Hoek and Bray (1981) observed that groundwater plays an important role in slope instability condition. High frequency of landslides toward south-west (30 %) directions very well demonstrates the role of groundwater in inducing instability to slopes in the study area. 30 % of the landslides have occurred in the elevation class between 600 and 800 m. Poor irrigation or inadequate cultivation practices on such terraced land may lead to excessive recharge of groundwater which may result in instability of slope (Raghuvanshi et al. 2014b). Cultivated land showed high frequency (22 %) of past landslides. Again this may be related to poor irrigation practice which might have resulted into instability of slopes.
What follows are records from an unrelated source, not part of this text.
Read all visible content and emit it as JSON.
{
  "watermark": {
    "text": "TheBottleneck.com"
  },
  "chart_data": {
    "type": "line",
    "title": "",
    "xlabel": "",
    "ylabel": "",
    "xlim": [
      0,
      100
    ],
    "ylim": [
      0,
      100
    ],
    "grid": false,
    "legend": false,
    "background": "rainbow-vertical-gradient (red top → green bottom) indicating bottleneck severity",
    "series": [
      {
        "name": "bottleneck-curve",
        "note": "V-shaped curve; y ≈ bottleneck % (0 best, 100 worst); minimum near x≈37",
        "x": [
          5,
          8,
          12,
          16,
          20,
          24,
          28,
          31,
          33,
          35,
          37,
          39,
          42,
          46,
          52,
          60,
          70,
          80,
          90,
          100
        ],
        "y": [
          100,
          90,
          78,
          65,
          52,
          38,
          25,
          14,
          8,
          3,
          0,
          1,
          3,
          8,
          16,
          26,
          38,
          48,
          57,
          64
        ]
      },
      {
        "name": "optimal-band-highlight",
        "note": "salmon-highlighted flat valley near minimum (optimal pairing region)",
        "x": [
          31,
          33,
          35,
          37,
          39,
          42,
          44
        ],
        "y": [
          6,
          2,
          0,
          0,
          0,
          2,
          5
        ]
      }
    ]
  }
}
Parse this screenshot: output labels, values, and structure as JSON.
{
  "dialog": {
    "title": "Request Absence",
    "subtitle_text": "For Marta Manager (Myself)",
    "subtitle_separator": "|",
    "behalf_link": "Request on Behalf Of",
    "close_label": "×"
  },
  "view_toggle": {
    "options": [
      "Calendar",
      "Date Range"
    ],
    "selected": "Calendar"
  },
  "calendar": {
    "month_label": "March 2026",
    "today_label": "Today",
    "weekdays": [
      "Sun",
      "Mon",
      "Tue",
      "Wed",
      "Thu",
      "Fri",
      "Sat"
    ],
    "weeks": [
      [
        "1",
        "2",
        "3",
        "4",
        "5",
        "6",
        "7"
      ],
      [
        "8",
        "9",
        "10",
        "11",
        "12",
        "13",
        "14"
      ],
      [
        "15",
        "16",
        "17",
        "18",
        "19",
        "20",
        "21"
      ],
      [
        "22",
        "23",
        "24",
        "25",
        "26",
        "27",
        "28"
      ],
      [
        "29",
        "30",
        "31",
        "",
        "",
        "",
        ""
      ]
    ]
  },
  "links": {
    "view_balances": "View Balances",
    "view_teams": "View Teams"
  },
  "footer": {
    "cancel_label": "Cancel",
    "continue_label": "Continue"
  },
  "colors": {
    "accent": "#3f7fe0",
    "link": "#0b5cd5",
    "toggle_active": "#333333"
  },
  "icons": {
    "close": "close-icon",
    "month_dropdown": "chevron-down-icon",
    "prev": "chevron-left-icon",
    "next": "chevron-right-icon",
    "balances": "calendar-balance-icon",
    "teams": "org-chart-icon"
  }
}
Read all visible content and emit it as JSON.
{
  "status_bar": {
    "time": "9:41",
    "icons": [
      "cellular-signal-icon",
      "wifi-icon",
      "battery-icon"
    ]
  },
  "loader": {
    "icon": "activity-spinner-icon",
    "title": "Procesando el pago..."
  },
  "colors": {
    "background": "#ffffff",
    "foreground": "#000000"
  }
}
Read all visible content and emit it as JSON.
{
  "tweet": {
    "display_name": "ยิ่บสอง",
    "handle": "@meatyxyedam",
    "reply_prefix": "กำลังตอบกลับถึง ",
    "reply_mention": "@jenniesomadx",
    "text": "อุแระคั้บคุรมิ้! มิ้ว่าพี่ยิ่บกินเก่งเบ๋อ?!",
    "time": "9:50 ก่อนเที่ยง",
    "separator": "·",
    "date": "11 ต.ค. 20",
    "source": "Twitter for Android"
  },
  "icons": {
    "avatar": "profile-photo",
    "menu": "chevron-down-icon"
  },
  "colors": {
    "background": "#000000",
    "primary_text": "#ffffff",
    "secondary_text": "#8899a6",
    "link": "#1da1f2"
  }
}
Consequently, agricultural land in the study area mostly comprises of alluvial soils which are prone for instability (Anbalagan 1992; Raghuvanshi et al. 2014a) that is why a high frequency of landslides was observed in this class. The shaping of the present topography, relief and landforms are significantly predisposed by the neo-tectonics which possesses the hilly environment prone for landslide. GPS locations were interrelated with landslide susceptibility zones (Fig. 5).

Conclusion

This present study brings out a definite relationship between remote sensing and GIS techniques, which play a significant role in Landslide Hazard Zonation Mapping (LHZM). WOI is an effective method in plotting a vast area where earlier records of landslides are not accessible or the terrain is unapproachable. Five parameters relating to landslides were nominated after thorough literature survey and weightages and scores were given on the basis of knowledge about the terrain and the visibly esteemed influence of various terrain variables over landslides. The geospatial technology based analysis has directed to the documentation of landslide susceptible zones which were further validated with field study. Despite the achievements in this research, there are currently several limitations that need further improvement in the future. These results can be used as base data to support slope managing and land use planning, but the approaches used are effective for widespread planning and assessment tenacities.